In recent weeks, the U.S. military has laid down miles of concertina barbed wire along the U.S. border with Mexico as part of Operation Faithful Patriot. Secretary of Defense Jim Mattis has since dropped the name of the mission on the grounds that it was too military sounding; when asked if the troops planned to remove the wiring, he replied, “We’ll let you know.”
It seems increasingly unlikely. During a recent stop in Montana, Trump gushed over the work of the U.S. military along the border, the new tracts of fencing in particular. “Mexico is trying, they are trying but we’re different, we have our military on the border,” he said. “And I noticed all that beautiful barbed wire going up today.

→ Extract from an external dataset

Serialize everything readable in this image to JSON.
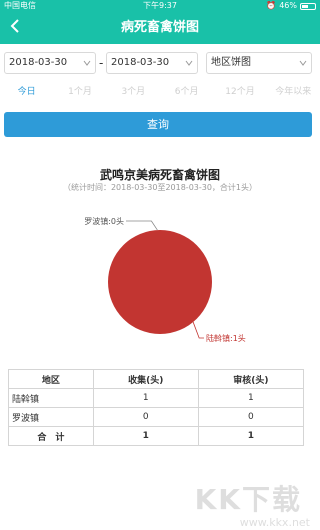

Barbed wire, used properly, can be a beautiful sight.”
If decades of U.S. foreign policy have shaped the migrant caravan, from President Ronald Reagan’s violent maneuverings in Nicaragua and El Salvador during the waning days of the Cold War to Secretary of State Hillary Clinton’s assistance in the Honduran coup of 2009, the crisis currently unfolding in Tijuana is almost entirely of the Trump administration’s making. “Trump’s border policy has squeezed asylum seekers at both ends,” observes Vox’s Dara Lind. “Officials stress that migrants ought to present themselves legally at ports of entry, while asylum seekers at ports are forced to wait days or weeks for entry to the US, and President Donald Trump himself says they shouldn’t be coming at all.”
For the president and his enablers, that a refugee’s method of entering the country has no bearing on his or her claims to asylum is ultimately irrelevant. As is so often the case in this administration, the cruelty is the point. Trump has since threatened to shut down the Mexican border “permanently,” an act of dubious legality that, coupled with acts of violent suppression, would only further Gaza-fy the southern border. This was the idea all along.